Share

Bab 4

Author: Skavivi
last update Last Updated: 2022-01-23 16:41:14

Mobil melaju dengan kecepatan sedang seperti yang biasanya Suryawijaya lakukan untuk tetap membuat adiknya nyaman. Namun sambil menyetir, benaknya mengingat, ada tiga aturan yang ditanamkan oleh ibunya jika berada di luar rumah bersama Nawangsih :

1. Jangan bermesraan.

2. Menjadi kakak sejati.

3. Jangan ke tempat sepi.

Hari ini, Suryawijaya melanggar aturan nomer tiga. Dia membawa Nawangsih ke tempat sepi dan angker di malam hari.

"Ini seru banget, Mas."

Nawangsih memutar tubuhnya di bawah pohon rindang, senyumnya terus merekah ketika Suryawijaya membawanya ke taman Kaliurang.

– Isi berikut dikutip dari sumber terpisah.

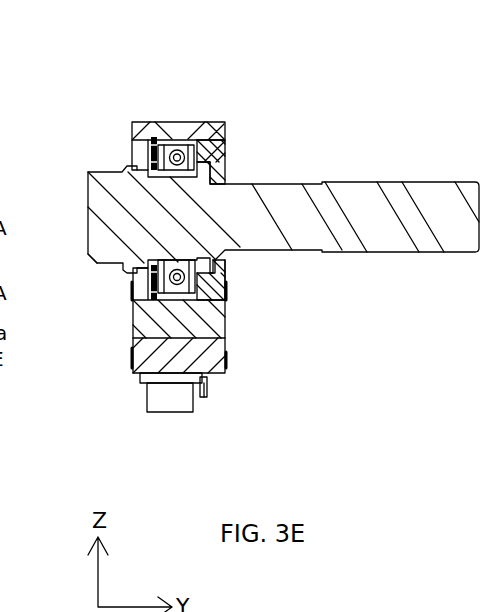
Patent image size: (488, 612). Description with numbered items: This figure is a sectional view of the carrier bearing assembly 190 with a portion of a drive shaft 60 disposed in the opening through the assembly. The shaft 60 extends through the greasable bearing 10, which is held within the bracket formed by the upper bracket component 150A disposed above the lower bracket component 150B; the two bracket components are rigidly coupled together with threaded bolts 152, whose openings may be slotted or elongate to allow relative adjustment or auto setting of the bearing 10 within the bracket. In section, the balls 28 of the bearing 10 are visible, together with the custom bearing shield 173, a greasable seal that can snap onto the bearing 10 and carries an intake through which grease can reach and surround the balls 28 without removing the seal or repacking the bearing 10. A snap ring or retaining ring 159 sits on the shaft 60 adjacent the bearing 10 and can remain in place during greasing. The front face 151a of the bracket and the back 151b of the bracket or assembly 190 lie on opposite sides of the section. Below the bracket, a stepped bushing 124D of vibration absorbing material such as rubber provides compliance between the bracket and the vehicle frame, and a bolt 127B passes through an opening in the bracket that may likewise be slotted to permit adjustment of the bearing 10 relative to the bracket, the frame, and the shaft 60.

The carrier bearing assembly 190 is at (208, 66).
The shaft 60 is at (350, 208).
The balls 28 is at (190, 128).
The bearing shield 173 is at (224, 123).
The retaining ring 159 is at (156, 137).
The bearing 10 is at (173, 140).
The upper bracket component 150A is at (226, 313).
The front face 151a is at (225, 343).
The lower bracket component 150B is at (227, 356).
The back 151b is at (133, 353).
The bushing 124D is at (227, 367).
The bolt 127B is at (208, 387).
The bolts 152 is at (147, 402).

"Terima kasih, Mas Surya." ucap Nawangsih tulus. Suryawijaya mengangguk, mematik korek api seraya mengisap rokoknya dalam-dalam.

"Cari tempat, Tania."

"Ya." Nawangsih menatap sekeliling. Dan, tanpa banyak kata, mereka berkeliling di bawah rindangnya pepohonan dan sejuknya udara diiringi suara monyet-monyet liar.

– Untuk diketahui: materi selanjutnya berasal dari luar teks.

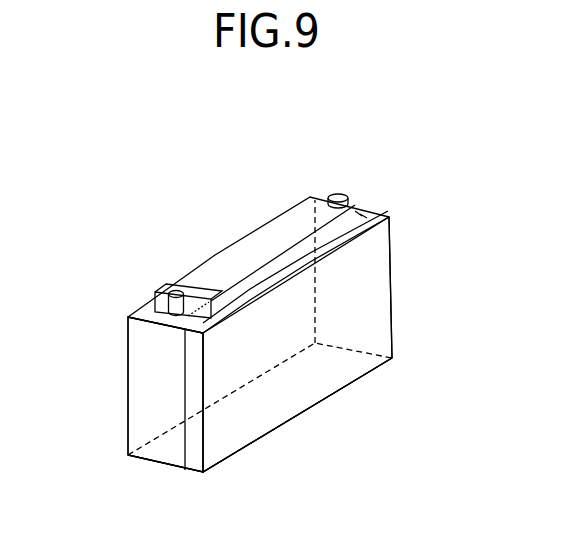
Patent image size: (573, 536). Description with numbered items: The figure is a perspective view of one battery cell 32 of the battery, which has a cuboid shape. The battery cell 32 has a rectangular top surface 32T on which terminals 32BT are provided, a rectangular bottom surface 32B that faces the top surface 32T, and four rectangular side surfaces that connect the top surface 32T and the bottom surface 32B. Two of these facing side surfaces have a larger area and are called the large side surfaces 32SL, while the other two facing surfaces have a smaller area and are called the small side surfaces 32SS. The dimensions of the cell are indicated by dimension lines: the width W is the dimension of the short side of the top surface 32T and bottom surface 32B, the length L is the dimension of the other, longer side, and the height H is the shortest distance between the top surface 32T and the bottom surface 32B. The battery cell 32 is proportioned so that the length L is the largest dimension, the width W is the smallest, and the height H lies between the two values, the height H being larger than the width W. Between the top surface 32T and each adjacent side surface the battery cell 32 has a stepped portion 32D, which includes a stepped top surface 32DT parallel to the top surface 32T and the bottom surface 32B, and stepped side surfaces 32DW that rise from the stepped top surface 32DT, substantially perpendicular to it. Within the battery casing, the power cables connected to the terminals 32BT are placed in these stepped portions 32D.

"Berhentilah merokok, Mas. Kamu merusak udara di sini. Sayang tau oksigen murni harus dibarengi dengan asap rokok. Ish..." Nawangsih mengomel sambil mengibaskan tangannya di depan wajah.

Suryawijaya refleks membuang rokoknya dengan raut wajah kesal.

"Ini kenikmatan, Nawang." gerutunya dalam hati seraya duduk di atas bebatuan.

Suryawijaya mengeluarkan ponselnya, mencari fitur kamera.

"Berdirilah di depan air terjun, Nawang. Biar jadi bukti bahwa aku sudah mengajakmu jalan-jalan!"

Nawangsih menggeleng cepat, dia menunjuk seekor monyet ekor panjang bertubuh gemuk yang sedang minum di tepi kolam.

"Tidak berani?" tukas Suryawijaya seraya menepuk batu di sebelahnya. "Duduklah, berikan aku minum yang kamu beli tadi."

"Itu lebih baik." Nawangsih meringis dan mendaratkan tubuh di sampingnya sebelum mengeluarkan kantong plastik berisi makanan dan minuman dari dalam tas ranselnya.

"Mas, apa Ayahanda tidak marah kita pergi berdua?" tanya Nawangsih seraya memberikan botol air mineral untuk Suryawijaya.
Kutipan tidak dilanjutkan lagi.